A assessoria do Ministério Público de Goiás informou que a 11ª Promotoria de Justiça de Anápolis apura a legalidade da cobrança e a possível responsabilidade do Estado.

Prejuízos na agricultura

No caso da GO-222, as autoridades goianas reagem de maneira diferente em relação a outras quedas de pontes em rodovias que cruzam o estado vizinho ao Distrito Federal.
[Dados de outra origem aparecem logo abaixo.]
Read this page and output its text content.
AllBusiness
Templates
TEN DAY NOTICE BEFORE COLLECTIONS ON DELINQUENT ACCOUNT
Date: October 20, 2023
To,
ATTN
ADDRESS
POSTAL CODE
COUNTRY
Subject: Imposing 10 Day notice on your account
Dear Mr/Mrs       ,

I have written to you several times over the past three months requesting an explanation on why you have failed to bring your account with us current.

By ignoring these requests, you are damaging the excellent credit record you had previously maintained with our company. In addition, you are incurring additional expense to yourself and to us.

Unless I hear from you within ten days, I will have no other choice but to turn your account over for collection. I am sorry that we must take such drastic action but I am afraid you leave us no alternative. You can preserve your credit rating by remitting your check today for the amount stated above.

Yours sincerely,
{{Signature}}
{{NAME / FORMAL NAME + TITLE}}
Em abril, bastou o delegado Vicente Stábile ameaçar de prisão um fazendeiro para ser suspensa a cobrança de pedágio na GO-060, entre São Luís de Montes Belos e Iporá.
A pista estava interditada por causa de um bueiro rompido pela chuva. Os motoristas eram obrigados a pagar R$ 10 para passar por um desvio paralelo à via, cobrança feita pelo dono da propriedade rural onde estava o precário desvio de terra batida. Com a possibilidade de cadeia, todos atravessaram a terra sem pagar pedágio, até a reforma.
Também a caminho de Goiás Velho, a chuva levou um acesso de concreto no trecho urbano da GO-070, em Itaberaí (GO), em 4 de janeiro. Primeiro, os motoristas tinham de encarar um desvio de 20km por estradas de terra esburacadas e enlameadas, que aumentava a viagem em até uma hora e meia. Eles passavam por várias propriedades particulares, mas não havia cobrança.
Para minimizar o tormento, a Agetop recorreu ao Exército, que enviou engenheiros. Eles ergueram uma ponte metálica provisória. Desenhada para uso em guerra, a estrutura ficou pronta 10 dias após a queda da ponte de concreto. Até a conclusão e a liberação ao tráfego do novo acesso, em 4 de julho, ao custo de R$ 3,8 milhões para os cofres do estado, ninguém pagou qualquer taxa.

Perdas
Ainda há 28 pontes destruídas nas rodovias que cruzam Goiás. A maioria, como a da rodovia entre Anápolis e Nerópolis, caiu nas chuvas do fim do ano passado. Muitas não têm previsão de reconstrução, segundo a Agetop. Com base em levantamento feito pelos sindicatos rurais goianos, a Federação da Agricultura e Pecuária do Estado de Goiás (Faeg) apontou precariedade em 70 trechos de 46 rodovias locais. Ao todo, são 2 mil quilômetros, que ligam 20 municípios, responsáveis por mais de 95% da produção de grãos, carnes e leite.
O estudo, concluído há uma semana, foi entregue à Agetop. O órgão admitiu que, das obras licitadas para reerguer 2 mil quilômetros de rodovias estaduais, só a metade deve ser concluída antes da virada do ano. Com isso, segundo a Faeg, Goiás perderá cerca de 700 mil dos 15 milhões de grãos a serem colhidos na safra agrícola de 2011.
Obras de recuperação de trechos maiores, como a de parte da GO-222, com duas interdições parciais do trânsito entre Nerópolis e Anápolis, só começaram no mês passado. Não há previsão para a conclusão do serviço na estrada que leva a Goiás Velho. Há problemas também em rodovias federais que cortam Goiás. Mais usada pelos brasilienses, a BR-060, que leva a Goiânia, passa por obras de duplicação. O Departamento Nacional de Infraestrutura de Transportes (Dnit) prepara uma série de desvios por estradas de terra. Só 70km estarão prontos até dezembro.